In this post, you will learn about the relationship between edge computing and cloud computing.
Edge computing is a distributed computing paradigm that brings computation and data storage closer to devices. Placing computing resources at the network’s edge achieves this by bringing them closer to the devices that require access. Companies use edge computing when they face latency and bandwidth constraints that make relying on the cloud impractical. It provides a solution to the limitations of cloud computing by reducing the distance data has to travel. This results in faster processing times and improved performance.
Some applications that might benefit from edge computing
- IoT devices, like sensors and smart appliances, generate large amounts of data and make real-time decisions.
- Mobile devices like phones and tablets may have limited bandwidth or poor network coverage.
- Industrial and manufacturing systems might require low-latency control and equipment monitoring.
On the other hand, cloud computing is a model for delivering computing resources as a service over the Internet.
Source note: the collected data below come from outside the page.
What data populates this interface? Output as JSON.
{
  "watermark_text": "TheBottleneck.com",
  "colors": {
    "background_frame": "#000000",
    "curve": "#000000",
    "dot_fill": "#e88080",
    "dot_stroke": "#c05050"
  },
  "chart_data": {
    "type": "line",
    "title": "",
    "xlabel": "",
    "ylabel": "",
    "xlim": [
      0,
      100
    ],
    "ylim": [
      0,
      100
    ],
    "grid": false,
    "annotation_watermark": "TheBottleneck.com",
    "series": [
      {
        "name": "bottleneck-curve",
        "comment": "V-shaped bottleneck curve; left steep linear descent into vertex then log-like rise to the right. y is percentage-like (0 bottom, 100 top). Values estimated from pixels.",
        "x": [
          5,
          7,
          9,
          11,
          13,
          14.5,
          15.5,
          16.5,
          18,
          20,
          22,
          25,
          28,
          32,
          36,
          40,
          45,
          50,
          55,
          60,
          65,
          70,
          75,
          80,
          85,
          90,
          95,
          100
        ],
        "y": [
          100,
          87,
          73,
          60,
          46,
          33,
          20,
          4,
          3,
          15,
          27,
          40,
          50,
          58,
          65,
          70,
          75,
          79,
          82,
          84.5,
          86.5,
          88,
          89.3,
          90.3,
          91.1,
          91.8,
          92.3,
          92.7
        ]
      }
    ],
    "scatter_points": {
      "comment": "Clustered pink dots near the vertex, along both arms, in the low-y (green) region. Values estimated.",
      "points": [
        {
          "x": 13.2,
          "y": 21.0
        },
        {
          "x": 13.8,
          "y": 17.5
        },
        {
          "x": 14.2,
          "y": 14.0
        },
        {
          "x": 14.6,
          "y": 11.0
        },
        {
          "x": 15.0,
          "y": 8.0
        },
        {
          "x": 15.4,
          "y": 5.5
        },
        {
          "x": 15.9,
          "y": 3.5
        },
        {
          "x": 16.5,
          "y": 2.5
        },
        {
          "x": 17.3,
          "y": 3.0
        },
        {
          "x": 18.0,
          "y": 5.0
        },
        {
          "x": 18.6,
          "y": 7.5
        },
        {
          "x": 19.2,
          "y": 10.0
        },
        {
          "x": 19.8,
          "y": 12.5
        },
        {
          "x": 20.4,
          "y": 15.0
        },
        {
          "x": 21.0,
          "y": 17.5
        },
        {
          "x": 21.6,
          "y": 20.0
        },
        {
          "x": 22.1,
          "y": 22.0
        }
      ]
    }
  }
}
In the cloud computing model, users use computing resources (such as data storage, processing power, and networking) on demand without purchasing and maintaining their hardware and infrastructure. This enables users to scale their resources up or down as needed and pay only for the resources they use.
Cloud computing can support many applications, including web and mobile applications, big data analytics, machine learning, and more.
Some benefits of cloud computing:
- Cloud users can scale up or down their resources as necessary, thanks to the elasticity feature. This allows them to meet changing demands without the need to invest in additional hardware.
- Cost efficiency: Users only pay for the resources they use, which can be more cost-effective than purchasing and maintaining their hardware.
- Reliability: Cloud providers often have redundant systems to ensure their services remain available even during hardware failures.
Edge computing and cloud computing are often used together to build more efficient and scalable systems. Edge computing can pre-process and filter data at the edge of the network, reducing the amount of data that needs to be transmitted to the cloud and enabling faster decision-making and response times. The cloud, in turn, can provide a centralized repository for storing and processing data at scale and additional computing resources as needed.
For example, consider a system that uses sensors to monitor the temperature, humidity, and air quality in a building. The sensors might transmit this data to the cloud for analysis and storage, but it might be more efficient to use edge computing to pre-process the data and only send the relevant data to the cloud. This would reduce the amount of data transmitted over the network and enable faster response times for any actions that need to be taken based on the sensor data.